You should also suggest edits to force businesses that have added keywords to their business names to remove them and flag those using P.O. boxes instead of actual addresses, since this is a violation of Google’s rules.
Address Review Spam
Reviews have a significant impact on your local SEO, since potential customers will avoid companies with a bad rating. Fake five star reviews have been a long term problem. You can report these reviews to Google by flagging them for review. When a competitor has given you multiple bad reviews with written details, you can sue them for defamation and demand they remove the false bad reviews and stop posting them altogether.
Implementing Local SEO in Business Names
There are companies that have actually renamed themselves so that they rank well for local SEO using their company name. For example, one law firm actually renamed itself to Denver Trial Lawyers. You don’t have to go this far to improve your local SEO. Renaming your business to “Current Name of ABC City” would work. If you are already incorporated as “Business Name of X County”, use that legal business name on business directories and your website. When you have a law office, instead of stating “Law Office of A, B and C”, consider renaming it to “Law Office of A, B, and C, Personal Injury Lawyers”.
Update business information when you have multiple locations to include location information. If you own several day care centres, instead of having four different entries that compete with each other for local SEO, each one should have its business directory entries across all sites updated to “Childcare Centre – City Name Location”. This practice also prevents your business being wrongly penalised for seemingly listing multiple addresses for a single location, when you actually have more than one location.

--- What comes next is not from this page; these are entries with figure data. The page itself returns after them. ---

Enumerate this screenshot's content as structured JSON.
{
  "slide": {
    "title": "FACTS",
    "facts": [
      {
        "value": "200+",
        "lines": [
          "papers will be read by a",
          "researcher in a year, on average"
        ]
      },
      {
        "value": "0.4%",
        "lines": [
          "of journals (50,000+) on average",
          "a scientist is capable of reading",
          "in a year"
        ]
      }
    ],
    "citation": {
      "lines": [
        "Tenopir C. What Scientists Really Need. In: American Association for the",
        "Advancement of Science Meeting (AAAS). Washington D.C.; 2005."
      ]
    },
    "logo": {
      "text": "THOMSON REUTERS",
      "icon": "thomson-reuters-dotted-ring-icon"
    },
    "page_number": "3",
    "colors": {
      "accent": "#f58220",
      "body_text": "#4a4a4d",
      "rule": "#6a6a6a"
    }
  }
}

If you want to successfully fight back against Local SEO spam, first, report the worst offenders to Google as spam, and suggest edits to push those abusing local SEO terms to correct them. Request a review of fake reviews on their site as well as your own. Include local search terms in your business name, and craft business NAP (name, address and phone number) entries to clearly identify each location as a unique. Take care with your own business’ name and title to avoid being penalised as spam.